「看護師は白衣の天使じゃない」——2025年4月25日放送のテレビ東京「ガイアの夜明け」で、ある看護師がそう語る場面がありました。全国1000以上の病院で行われたストライキと、1年で30人が辞めていく大阪・西淀病院の現場に密着したドキュメンタリーです。番組を拝見して、私自身も現場で感じてきたことがそのまま映っているようで、胸が苦しくなりました。

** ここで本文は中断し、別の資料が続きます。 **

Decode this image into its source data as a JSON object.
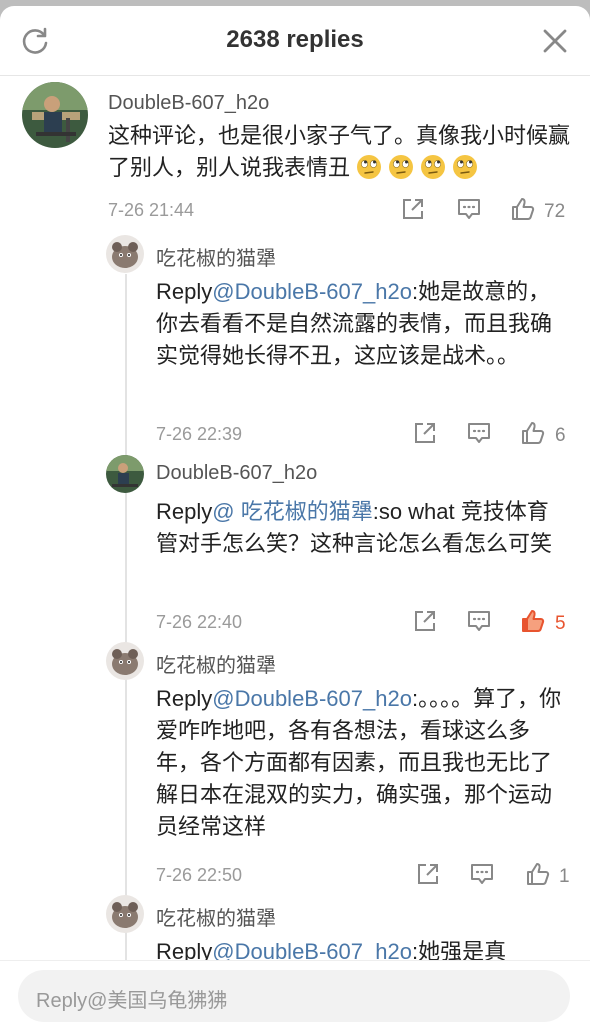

厚生労働省の推計によると、2025年には最大27万人の看護師が足りなくなるとされています。全国の看護職は約173万人ですから、その15パーセント以上が足りない計算になりますね。数字だけ聞くと抽象的かもしれませんが、現場では「1人で14〜15人の患者さんを担当する」という形で、私たちのところに降りてきてしまっているのです。
番組で取材されていた看護主任の弥永さん。2歳のお子さんを持ちながら、シフト作りに頭を悩ませる姿に、同じ世代の看護師として本当に共感しました。「夜勤は月8回以内」というルールがありながら、9回以上になってしまう看護師が増えているとのこと。この状況、どの病院でも起きているのではないでしょうか。
一番印象的だったのは、コロナ患者対応で50床を総入れ替えする最中、保育園のお迎え時間が迫る弥永さんの表情でした。母親としての時間と、看護師としての責任。その板挟みを、多くの方が毎日経験しているはずです。
2024年の賃金改定額は、全産業平均で約1万2000円アップ。一方で医療・福祉分野は約6800円と、ほぼ半分です。
日本医療労働組合連合会の方が番組で語っていた「今の日本の医療は、看護師や介護職員のやりがいや責任感に支えられている」という言葉。聞いていてとても重かったです。やりがいは大切な原動力ですが、それだけで支えるには限界がありますよね。
私は、辞めることも続けることも、どちらも尊い選択だと思っています。番組では石川県七尾市の看護学校で、国家試験に向けて勉強する学生さんたちの姿も映されていました。震災で校舎が被災しながらも、看護師を目指す若い方々がいる。その希望は確かに続いているんです。
ただ、希望だけでは変わらないこともあります。声を上げたストライキの看護師さん、現場で踏ん張る弥永さんのような方、そして新しく仲間入りする学生さん。この3つの層が揃って初めて、医療は守られるのではないでしょうか。
27万人不足は、遠い未来の話ではなく今起きている現実です。でも、絶望するだけでは何も変わりません。私たち一人ひとりが自分のペースで、時に声を上げ、時に休み、時に前を向く。その積み重ねが、次の世代に医療をつなぐ道だと信じています。